Karies- und Füllungstherapie

Indikation

Eine Füllungs­the­ra­pie ist not­wen­dig, wenn ein Zahn z.B. mit Ka­ries be­fal­len ist, oder er bei einem Un­fall oder beim Biss auf et­was zu Har­tes ab­bricht.
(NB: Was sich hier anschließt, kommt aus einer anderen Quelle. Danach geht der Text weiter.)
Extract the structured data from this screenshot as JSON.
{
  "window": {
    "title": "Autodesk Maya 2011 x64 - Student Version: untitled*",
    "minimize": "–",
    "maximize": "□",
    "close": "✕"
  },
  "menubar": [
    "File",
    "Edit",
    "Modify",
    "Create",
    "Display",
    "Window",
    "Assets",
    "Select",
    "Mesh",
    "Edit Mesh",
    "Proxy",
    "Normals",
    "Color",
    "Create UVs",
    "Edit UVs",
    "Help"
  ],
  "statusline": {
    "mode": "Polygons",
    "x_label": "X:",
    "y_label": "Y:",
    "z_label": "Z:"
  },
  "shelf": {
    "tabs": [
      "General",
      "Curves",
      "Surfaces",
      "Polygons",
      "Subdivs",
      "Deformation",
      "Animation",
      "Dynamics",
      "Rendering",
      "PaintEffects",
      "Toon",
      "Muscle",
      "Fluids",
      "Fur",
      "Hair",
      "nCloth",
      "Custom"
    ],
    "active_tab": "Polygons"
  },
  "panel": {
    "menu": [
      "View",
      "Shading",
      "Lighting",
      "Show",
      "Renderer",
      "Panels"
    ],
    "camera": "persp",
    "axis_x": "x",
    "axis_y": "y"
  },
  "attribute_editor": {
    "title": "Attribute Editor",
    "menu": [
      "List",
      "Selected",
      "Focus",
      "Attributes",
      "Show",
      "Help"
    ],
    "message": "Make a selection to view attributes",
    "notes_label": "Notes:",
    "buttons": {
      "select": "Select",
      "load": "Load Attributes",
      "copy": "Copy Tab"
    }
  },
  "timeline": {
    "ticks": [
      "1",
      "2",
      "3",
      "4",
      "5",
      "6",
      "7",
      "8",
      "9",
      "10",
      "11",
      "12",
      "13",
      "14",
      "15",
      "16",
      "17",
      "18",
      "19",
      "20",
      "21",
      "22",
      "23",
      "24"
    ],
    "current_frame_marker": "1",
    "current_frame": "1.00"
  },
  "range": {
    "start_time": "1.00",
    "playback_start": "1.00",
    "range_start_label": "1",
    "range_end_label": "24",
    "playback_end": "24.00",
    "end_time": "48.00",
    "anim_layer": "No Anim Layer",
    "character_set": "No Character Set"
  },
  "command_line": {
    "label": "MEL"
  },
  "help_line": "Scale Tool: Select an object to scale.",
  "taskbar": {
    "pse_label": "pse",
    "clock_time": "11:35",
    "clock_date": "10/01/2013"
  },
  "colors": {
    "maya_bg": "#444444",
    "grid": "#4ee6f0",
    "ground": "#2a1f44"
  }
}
Amalgam-Füllungen. Amal­gam ist ein queck­sil­ber­hal­ti­ges Me­tall und ist im­mer noch ein sehr gu­tes und sta­bi­les Fül­lungs­ma­te­rial. Es wird zu­dem kom­plett von der Kran­ken­kas­se über­nom­men, so­dass für Sie kei­ne Zu­satz­ko­sten ent­ste­hen.

Ästhetische Lö­sun­gen:

Kunst­stoff­fül­lung (Komposit-Fül­lung). Die­ses Ma­te­rial wird auf die Far­be Ih­rer Zäh­ne an­ge­passt, hat eine gu­te Halt­bar­keit – vor al­lem bei großen Re­stau­ra­tio­nen, wo kom­plet­te Zahn­kro­nen­tei­le neu auf­ge­baut wer­den müs­sen und ist äs­the­tisch sehr an­sehn­lich. Im Sei­ten­zahn­be­reich ist Kom­po­sit al­ler­dings eine Pri­vat­lei­stung.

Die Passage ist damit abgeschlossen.